It is clearly evident that the values for the probability become very small as soon as the length n of the observed part-sequence becomes so large that it is no longer possible for all n-mers to occur in the sequence of length m. This relationship between the sequence section length n, the sequence length m and the maximum number of part-sequences of length n contained in the sequence of length m is depicted in table 2. In any sequence which is shorter than the value indicated for m it is possible in each case for only some of all the possible sections of the indicated length n to occur.
For an array on which all probes of length s are synthesized, the above considerations mean, for example, that after hybridization with the initial sequence under suitably chosen synthesis and hybridization conditions it is never possible for all the probes to provide a signal. With a suitable choice of the probe length s it is possible to predict an upper limit for the number of signal-emitting probes, and this is determined by s≧m+1-SP where SP is the number of signal-emitting probes. Such an upper limit may be important for example in sequencing to determine the starting probe length.
As described above, only a fraction of the possible nucleotide combinations of a length n can be utilized in each sequence, and thus it is sensible also to synthesize only a selection of these combinations on the arrays in order to investigate the required sequence.
The length s of the starting probes, i.e. of the probes on the first array, can be chosen according to various criteria which emerge from use. For the method mentioned above, this may be, for example, the maximum desired number of signal-emitting probes. If all possible combinations of a certain length s are to be synthesized on the first array, then, for example, the size of the available array is a criterion for determining the probe length, because the required number of sites (4s) must not exceed the number of sites available.
For other applications it is conceivable inter alia that only probes with identical properties, e.g. with the same start or end sequence, are of interest, and this in turn reduces the number of possible probes.
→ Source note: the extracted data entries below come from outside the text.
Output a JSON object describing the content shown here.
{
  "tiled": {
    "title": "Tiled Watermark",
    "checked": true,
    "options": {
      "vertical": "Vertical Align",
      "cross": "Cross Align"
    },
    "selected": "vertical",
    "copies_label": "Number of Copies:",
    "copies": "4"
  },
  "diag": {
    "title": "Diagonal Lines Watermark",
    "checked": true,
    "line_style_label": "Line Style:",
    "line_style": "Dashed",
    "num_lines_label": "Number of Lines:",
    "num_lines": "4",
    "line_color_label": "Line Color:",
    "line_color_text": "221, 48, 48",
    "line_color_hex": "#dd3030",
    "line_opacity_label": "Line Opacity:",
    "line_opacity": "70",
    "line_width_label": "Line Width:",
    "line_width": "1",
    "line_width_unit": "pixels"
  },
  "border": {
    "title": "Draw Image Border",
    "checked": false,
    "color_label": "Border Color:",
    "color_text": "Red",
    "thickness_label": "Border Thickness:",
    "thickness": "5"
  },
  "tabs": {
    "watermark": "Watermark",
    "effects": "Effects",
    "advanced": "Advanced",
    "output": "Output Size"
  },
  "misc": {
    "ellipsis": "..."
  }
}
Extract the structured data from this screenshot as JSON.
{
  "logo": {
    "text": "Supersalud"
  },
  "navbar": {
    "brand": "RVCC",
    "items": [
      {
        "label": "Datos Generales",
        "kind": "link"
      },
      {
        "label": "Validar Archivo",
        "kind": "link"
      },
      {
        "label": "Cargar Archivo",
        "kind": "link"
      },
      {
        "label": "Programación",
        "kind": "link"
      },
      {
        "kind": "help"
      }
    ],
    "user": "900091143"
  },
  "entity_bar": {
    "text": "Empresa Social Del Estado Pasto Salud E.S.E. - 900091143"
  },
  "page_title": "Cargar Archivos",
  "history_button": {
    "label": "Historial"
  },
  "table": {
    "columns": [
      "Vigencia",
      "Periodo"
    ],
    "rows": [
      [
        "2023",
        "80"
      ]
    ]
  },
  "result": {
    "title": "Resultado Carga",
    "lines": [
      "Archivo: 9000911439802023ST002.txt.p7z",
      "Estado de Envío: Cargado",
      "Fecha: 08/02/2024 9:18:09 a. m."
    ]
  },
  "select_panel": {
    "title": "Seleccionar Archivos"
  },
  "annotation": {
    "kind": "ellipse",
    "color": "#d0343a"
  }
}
All probes of the chosen length and properties are then synthesized on the array employed in the first determination cycle, and the sequence to be investigated is hybridized with them. As described above, it is unlikely that signals will be emitted from all sites after the hybridization because, with a suitable choice of the probe length, not all probe sequences can occur in the initial sequence. In addition, some probe sequences occur more frequently in the initial sequence, which leads to multiple binding to individual sites and thus reduces the number of signals.
All the sites relevant for the particular use are varied on a new array. This can take place in various ways.
One possibility for varying the probes on a new array is to change their length, i.e. make them more specific by extension by one or more nucleotides. For this purpose, all probes which have generated a signal on the previous array are synthesized on a new array and each extended by all the nucleotide building blocks relevant for the investigated type of sequence. This means for an investigation of DNA/RNA sequences for example an extension of each probe by the four nucleotides adenine, thymine, guanine and cytosine. In this case, for each site on the previous array, four sites are required on the new array, one for each of the four nucleotides, see table 3. In all other cases the number of sites on the new array per site on the previous array is the number of building blocks by which the probes can be extended.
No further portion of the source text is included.